Abstract

Primates express numerous modifications on the fundamental mammalian ear morphology, and these differences have proven useful for phylogenetic classification at various taxonomic levels. However, the functional consequences related to diversity in primate auditory structure remain speculative and unproven. Although a considerable amount of research on the functional morphology of the ear has been done in other vertebrate groups, primates remain poorly studied. This dissertation sought to help fill this void by exploring the form-to-function relationships of the primate auditory system.

To address this problem, numerous structures from the outer, middle, and inner ears were measured in a broad sample of primates with known hearing capabilities. The structures investigated included the size and shape of the pinna, the areas of the tympanic membrane and stapedial footplate, the masses and lever arm lengths of the ossicles, the volumes of the middle ear cavities, and the length of the cochlea. In total, over 1400 specimens representing more than 50 genera were assayed. The methods used to obtain these data included traditional morphometric measurement techniques, high-resolution computed-tomography (CT), digital photography, latex casting, and dissections of cadaveric specimens. By identifying specific form-to-function relationships it was possible to test current theories on auditory function, evaluate inter-specific differences in hearing performance, and predict the hearing sensitivity in extinct primate taxa.

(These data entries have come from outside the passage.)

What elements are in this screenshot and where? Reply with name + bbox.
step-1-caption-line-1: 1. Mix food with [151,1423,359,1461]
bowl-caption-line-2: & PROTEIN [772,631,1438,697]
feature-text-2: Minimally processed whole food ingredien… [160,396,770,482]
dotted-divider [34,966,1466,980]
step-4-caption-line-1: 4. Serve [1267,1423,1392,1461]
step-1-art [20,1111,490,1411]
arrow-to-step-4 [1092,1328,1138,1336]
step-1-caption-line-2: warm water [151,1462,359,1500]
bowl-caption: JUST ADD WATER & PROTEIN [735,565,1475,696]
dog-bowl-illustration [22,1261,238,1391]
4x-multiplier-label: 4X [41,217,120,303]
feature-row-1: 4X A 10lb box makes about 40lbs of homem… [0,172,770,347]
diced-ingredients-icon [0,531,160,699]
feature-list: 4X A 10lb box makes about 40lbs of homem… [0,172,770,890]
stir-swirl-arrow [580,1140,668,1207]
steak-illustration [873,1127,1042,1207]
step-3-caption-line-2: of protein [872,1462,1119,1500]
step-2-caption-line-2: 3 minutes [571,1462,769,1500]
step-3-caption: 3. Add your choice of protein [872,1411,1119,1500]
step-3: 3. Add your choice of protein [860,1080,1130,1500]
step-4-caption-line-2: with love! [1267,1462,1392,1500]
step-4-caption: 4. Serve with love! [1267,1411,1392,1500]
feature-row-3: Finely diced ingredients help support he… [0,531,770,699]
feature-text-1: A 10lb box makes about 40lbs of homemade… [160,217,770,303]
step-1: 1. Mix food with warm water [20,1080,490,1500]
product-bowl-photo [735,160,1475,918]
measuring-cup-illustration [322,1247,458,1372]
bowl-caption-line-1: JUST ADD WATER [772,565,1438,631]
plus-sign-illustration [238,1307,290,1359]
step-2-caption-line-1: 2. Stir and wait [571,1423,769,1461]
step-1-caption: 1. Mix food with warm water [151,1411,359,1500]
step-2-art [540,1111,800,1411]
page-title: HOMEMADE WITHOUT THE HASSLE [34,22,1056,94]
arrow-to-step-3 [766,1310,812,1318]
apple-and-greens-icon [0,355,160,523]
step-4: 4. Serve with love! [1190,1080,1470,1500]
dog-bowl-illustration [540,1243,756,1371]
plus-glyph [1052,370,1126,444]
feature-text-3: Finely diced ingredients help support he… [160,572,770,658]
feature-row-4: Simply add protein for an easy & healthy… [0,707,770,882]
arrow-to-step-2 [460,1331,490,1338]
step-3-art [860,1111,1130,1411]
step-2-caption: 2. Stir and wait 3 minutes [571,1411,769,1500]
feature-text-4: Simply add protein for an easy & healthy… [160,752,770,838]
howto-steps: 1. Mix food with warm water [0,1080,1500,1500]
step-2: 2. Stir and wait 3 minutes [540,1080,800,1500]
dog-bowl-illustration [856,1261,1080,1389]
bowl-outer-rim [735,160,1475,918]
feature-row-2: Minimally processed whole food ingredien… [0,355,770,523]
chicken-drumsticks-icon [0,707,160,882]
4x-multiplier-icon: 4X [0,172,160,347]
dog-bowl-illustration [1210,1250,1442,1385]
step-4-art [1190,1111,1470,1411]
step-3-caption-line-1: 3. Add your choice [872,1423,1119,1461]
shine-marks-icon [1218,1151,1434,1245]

The results from these investigations demonstrate that a variety of auditory structures show significant correlations with particular aspects of hearing sensitivity. The majority of these relationships agrees with expectations from acoustic theory but some fundamental theories were not supported. For example, the idea that longer ossicular lever arms result in increased hearing sensitivity was rejected. By applying the functional relationships that are theoretically sound, hearing sensitivity was estimated in four fossil species representing pivotal nodes in primate evolution. These estimations suggest that primates have been steadily reinvading the “low-frequency niche” by progressive modification of various auditory structures. They also show that these adaptations were not present in our closest extinct relatives. The data provided by this dissertation present many opportunities for future research and will help shed light on the adaptive significance of differences in hearing performance.